How many languages exist over a finite alphabet?

I'm currently reviewing my Automata and Languages Theory course and I stumbled upon the following exercise exams. Link

In "Exercises for ACS 1, Fall 2004, sheet 1", exercise 1 item C, the question is,

How many languages exist over the symbol sets from (a)?

Question (a) describes the alphabets $S=\{a,b\}$ and $S=\{1\}$. The answer to the question as provided in the same link is

In both cases, $|Σ^*| = \mathbb N$, that is, there are $2^{\mathbb N}$ many languages over these alphabets – indeed, over any finite alphabet there are $2^{\mathbb{N}}$ languages.

Here $\mathbb{N}$ is the set of all natural numbers. I am confused as to how the author came to this conclusion.

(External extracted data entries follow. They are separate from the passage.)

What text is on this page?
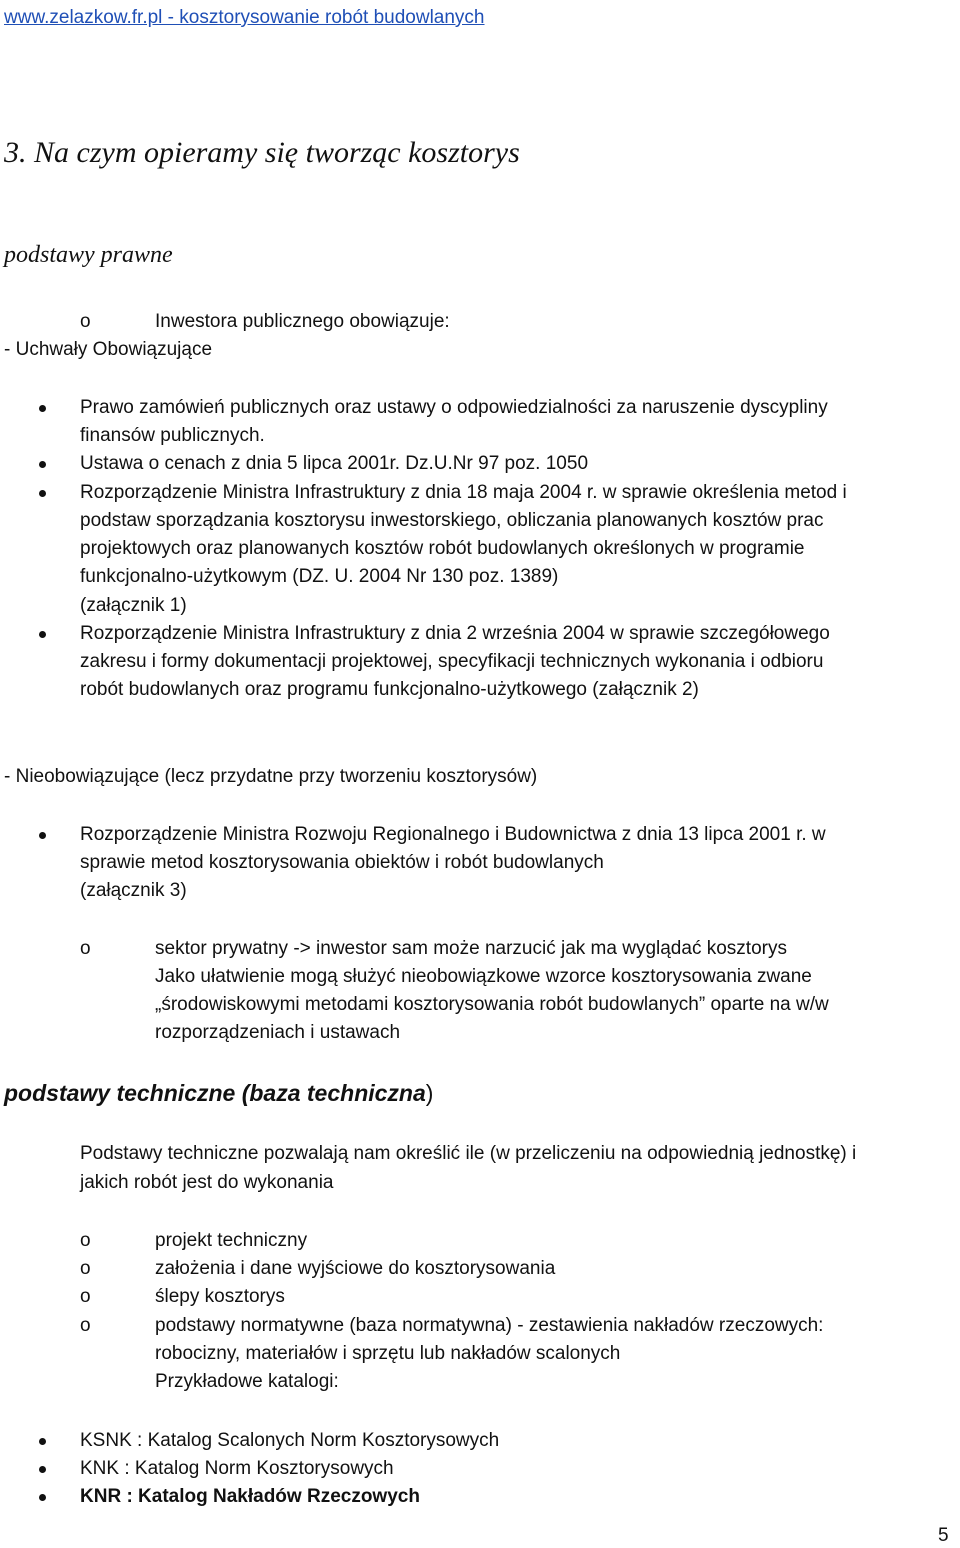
www.zelazkow.fr.pl - kosztorysowanie robót budowlanych
3. Na czym opieramy się tworząc kosztorys
podstawy prawne
o	Inwestora publicznego obowiązuje:
- Uchwały Obowiązujące
Prawo zamówień publicznych oraz ustawy o odpowiedzialności za naruszenie dyscypliny
finansów publicznych.
Ustawa o cenach z dnia 5 lipca 2001r. Dz.U.Nr 97 poz. 1050
Rozporządzenie Ministra Infrastruktury z dnia 18 maja 2004 r. w sprawie określenia metod i
podstaw sporządzania kosztorysu inwestorskiego, obliczania planowanych kosztów prac
projektowych oraz planowanych kosztów robót budowlanych określonych w programie
funkcjonalno-użytkowym (DZ. U. 2004 Nr 130 poz. 1389)
(załącznik 1)
Rozporządzenie Ministra Infrastruktury z dnia 2 września 2004 w sprawie szczegółowego
zakresu i formy dokumentacji projektowej, specyfikacji technicznych wykonania i odbioru
robót budowlanych oraz programu funkcjonalno-użytkowego (załącznik 2)
- Nieobowiązujące (lecz przydatne przy tworzeniu kosztorysów)
Rozporządzenie Ministra Rozwoju Regionalnego i Budownictwa z dnia 13 lipca 2001 r. w
sprawie metod kosztorysowania obiektów i robót budowlanych
(załącznik 3)
o	sektor prywatny -> inwestor sam może narzucić jak ma wyglądać kosztorys
Jako ułatwienie mogą służyć nieobowiązkowe wzorce kosztorysowania zwane
„środowiskowymi metodami kosztorysowania robót budowlanych” oparte na w/w
rozporządzeniach i ustawach
podstawy techniczne (baza techniczna)
Podstawy techniczne pozwalają nam określić ile (w przeliczeniu na odpowiednią jednostkę) i
jakich robót jest do wykonania
o	projekt techniczny
o	założenia i dane wyjściowe do kosztorysowania
o	ślepy kosztorys
o	podstawy normatywne (baza normatywna) - zestawienia nakładów rzeczowych:
robocizny, materiałów i sprzętu lub nakładów scalonych
Przykładowe katalogi:
KSNK : Katalog Scalonych Norm Kosztorysowych
KNK : Katalog Norm Kosztorysowych
KNR : Katalog Nakładów Rzeczowych
5
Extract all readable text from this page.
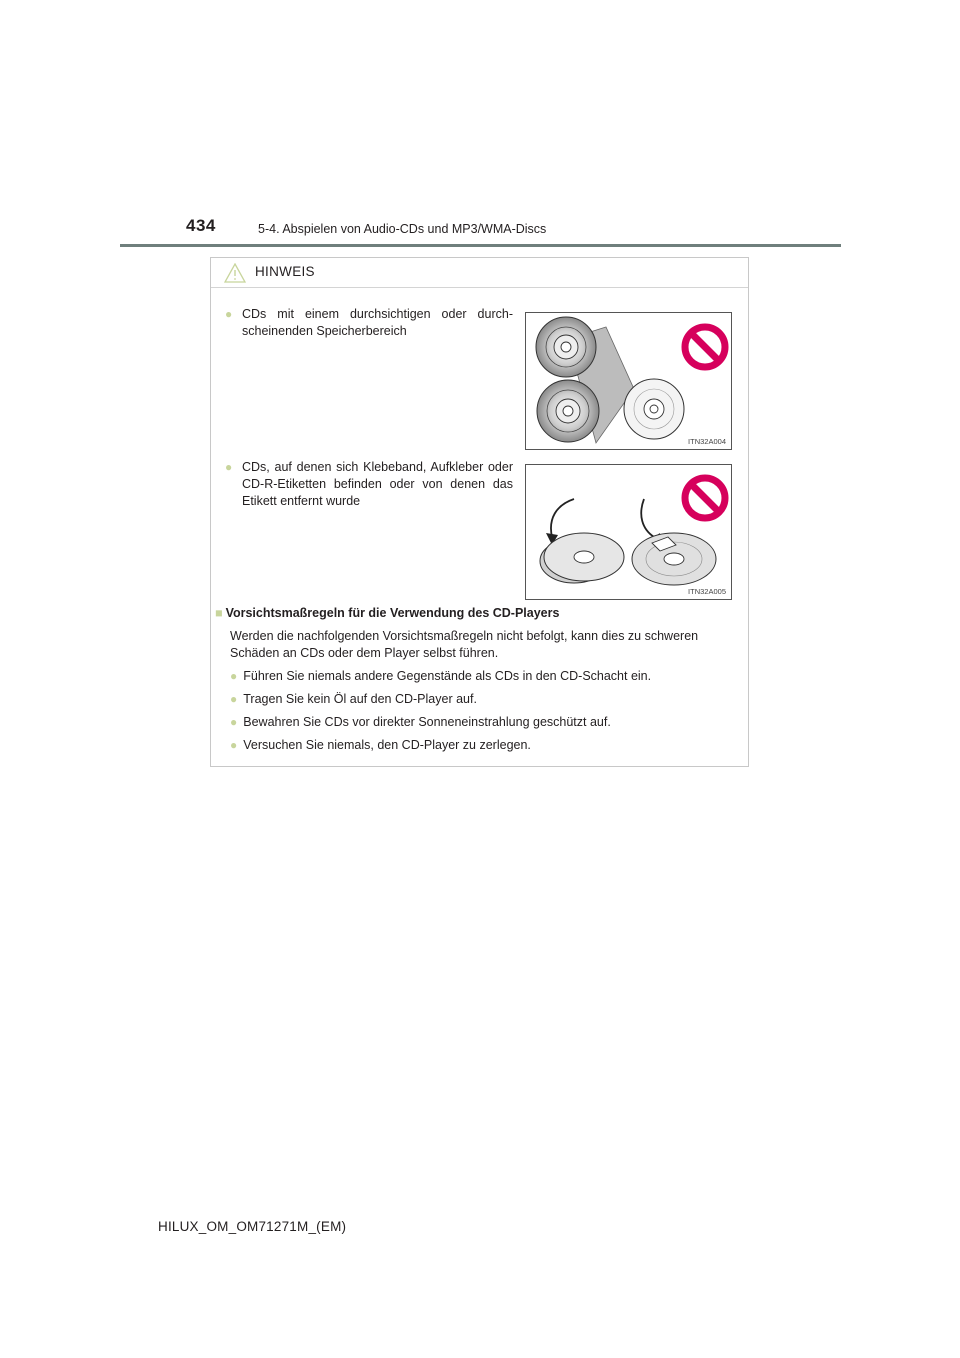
434	5-4. Abspielen von Audio-CDs und MP3/WMA-Discs
HINWEIS
● CDs mit einem durchsichtigen oder durch-scheinenden Speicherbereich
ITN32A004
● CDs, auf denen sich Klebeband, Aufkleber oder CD-R-Etiketten befinden oder von denen das Etikett entfernt wurde
ITN32A005
■ Vorsichtsmaßregeln für die Verwendung des CD-Players
Werden die nachfolgenden Vorsichtsmaßregeln nicht befolgt, kann dies zu schweren Schäden an CDs oder dem Player selbst führen.
● Führen Sie niemals andere Gegenstände als CDs in den CD-Schacht ein.
● Tragen Sie kein Öl auf den CD-Player auf.
● Bewahren Sie CDs vor direkter Sonneneinstrahlung geschützt auf.
● Versuchen Sie niemals, den CD-Player zu zerlegen.
HILUX_OM_OM71271M_(EM)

Update: In my understanding, since {a,b} is a set of strings of {a,b}, it follows that it is a subset of {a,b}* or the set of all strings over {a,b}. So, as per set theory, the cardinality of a set containing the subsets of all strings over {a,b} = powerSet({a,b}*) whose cardinality is equal to $2^{\mathbb{N}}$. Is my understanding correct?

• This is really a question on set theory. I suggest you review set theory first, and then see if you can understand the answer. – Yuval Filmus Mar 19 '16 at 10:22

The number of possible words is countably infinite, since we can list them in increasing order of length: $$\epsilon,a,b,aa,ab,ba,bb,\ldots \\ \epsilon,1,11,111,1111,11111,\ldots$$ This is why $|\Sigma^*| = \aleph_0$ (to use a more common notation). The set of all possible languages is the set of all subsets of $\Sigma^*$ (known also as the power set of $\Sigma^*$), which by definition has cardinality $2^{\aleph_0} = \aleph$.